Lord President—It appears to me that under sec. 12 of the Act of Sederunt of 1865 we have power to repone in this case (whatever may be the precise form of our interlocutor), for the section says—[ His Lordship read the section].

These last words seem plainly to indicate that on a reclaiming-note the interlocutor may be opened up, and the only question appears to be whether we should exercise that power in the present case.

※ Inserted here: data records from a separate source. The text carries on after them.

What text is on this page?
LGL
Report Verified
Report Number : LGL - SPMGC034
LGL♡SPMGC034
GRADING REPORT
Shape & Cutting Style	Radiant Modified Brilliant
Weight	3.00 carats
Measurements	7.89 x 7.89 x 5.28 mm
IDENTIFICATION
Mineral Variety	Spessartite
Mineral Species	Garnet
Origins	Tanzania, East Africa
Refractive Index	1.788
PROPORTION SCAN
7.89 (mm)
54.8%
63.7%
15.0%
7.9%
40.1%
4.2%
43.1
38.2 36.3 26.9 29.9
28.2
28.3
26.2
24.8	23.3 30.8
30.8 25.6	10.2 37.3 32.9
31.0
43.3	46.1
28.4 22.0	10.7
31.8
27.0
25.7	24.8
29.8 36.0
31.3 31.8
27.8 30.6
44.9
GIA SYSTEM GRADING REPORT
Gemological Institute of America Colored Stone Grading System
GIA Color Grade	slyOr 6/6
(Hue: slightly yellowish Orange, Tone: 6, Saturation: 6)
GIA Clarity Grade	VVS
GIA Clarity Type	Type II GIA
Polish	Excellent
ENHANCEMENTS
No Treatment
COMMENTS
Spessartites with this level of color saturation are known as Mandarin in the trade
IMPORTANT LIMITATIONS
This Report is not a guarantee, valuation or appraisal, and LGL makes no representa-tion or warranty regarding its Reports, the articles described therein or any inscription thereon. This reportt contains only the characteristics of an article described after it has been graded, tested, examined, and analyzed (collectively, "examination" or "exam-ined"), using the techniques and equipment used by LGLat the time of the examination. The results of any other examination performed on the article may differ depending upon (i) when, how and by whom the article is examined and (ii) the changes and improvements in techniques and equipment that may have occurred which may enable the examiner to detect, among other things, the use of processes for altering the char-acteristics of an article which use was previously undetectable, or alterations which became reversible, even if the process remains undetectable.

Now it seems to me that we have here a case of misunderstanding and not of gross contumacy, and a case therefore different from those in which no appearance was made for one of the parties. Accordingly I think we may repone here, so as to put matters into the position which they occupied before the interlocutor reclaimed against, on condition of the payment of expenses since the date of the interlocutor ordering issues, which was the last effective order.

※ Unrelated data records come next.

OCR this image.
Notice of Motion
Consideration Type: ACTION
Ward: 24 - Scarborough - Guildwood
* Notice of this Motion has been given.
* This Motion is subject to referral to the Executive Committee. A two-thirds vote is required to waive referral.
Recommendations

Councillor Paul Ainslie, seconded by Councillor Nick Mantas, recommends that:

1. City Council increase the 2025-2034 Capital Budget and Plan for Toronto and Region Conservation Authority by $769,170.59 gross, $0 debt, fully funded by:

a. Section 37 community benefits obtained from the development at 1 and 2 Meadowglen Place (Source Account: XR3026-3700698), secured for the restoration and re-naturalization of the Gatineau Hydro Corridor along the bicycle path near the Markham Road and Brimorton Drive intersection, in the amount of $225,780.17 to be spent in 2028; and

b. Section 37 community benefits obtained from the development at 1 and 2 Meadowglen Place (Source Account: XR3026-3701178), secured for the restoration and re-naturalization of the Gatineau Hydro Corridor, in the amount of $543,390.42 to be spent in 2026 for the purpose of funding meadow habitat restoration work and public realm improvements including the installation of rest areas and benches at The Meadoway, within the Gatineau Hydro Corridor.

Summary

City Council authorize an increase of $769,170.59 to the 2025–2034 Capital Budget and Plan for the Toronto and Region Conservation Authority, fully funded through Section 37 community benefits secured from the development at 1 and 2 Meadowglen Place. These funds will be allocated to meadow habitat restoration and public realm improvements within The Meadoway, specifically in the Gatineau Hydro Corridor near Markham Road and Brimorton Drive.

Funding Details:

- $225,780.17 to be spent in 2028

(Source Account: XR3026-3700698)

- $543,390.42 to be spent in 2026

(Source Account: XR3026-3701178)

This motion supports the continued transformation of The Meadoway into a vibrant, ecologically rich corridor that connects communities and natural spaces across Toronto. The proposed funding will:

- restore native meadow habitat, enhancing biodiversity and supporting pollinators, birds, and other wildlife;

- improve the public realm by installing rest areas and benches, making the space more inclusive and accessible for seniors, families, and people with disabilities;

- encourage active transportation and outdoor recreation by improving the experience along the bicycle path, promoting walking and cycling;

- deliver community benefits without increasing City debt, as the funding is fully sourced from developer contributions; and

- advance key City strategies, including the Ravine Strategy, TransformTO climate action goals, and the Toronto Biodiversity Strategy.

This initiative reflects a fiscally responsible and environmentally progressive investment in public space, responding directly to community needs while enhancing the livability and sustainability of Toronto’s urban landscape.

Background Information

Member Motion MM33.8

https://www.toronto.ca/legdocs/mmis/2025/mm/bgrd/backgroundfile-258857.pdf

Lord Adam and Lord M'Laren concurred.

Lord Kinnear—I also agree, and would only add that I have no doubt of our general power to repone against a decree by default, or of its application to the case in hand, unless in that particular case it has been expressly taken away by some statutory enactment. I look at the section to which our attention has been called, not for the purpose of finding whether it confers upon the Court a power to repone, but rather whether there is anything in it to limit our inherent jurisdiction. I think it recognises the power of the Court, but irrespective of that recognition I am of opinion that we have power to repone at common law.

Lord M'Laren—I agree with Lord Kinnear as to our common law power.

Lord President—I also assent to that.

In each action the Court pronounced an interloctutor in the following terms:—

“Recal said interlocutor [of 21st November 1901], and remit to the Lord Ordinary of new to assign a date for the adjustment of issues, and to proceed as may be just; Find the pursuer liable to the defender in expenses since 8th November current, and remit,” &c.

Counsel:

Counsel for the Pursuer and Reclaimer— A. M. Anderson— Lyon Mackenzie. Agents— Clark & Macdonald, S.S.C.

Counsel for the Defenders and Respondents— T. B. Morison. Agents— Macpherson & Mackay, S.S.C.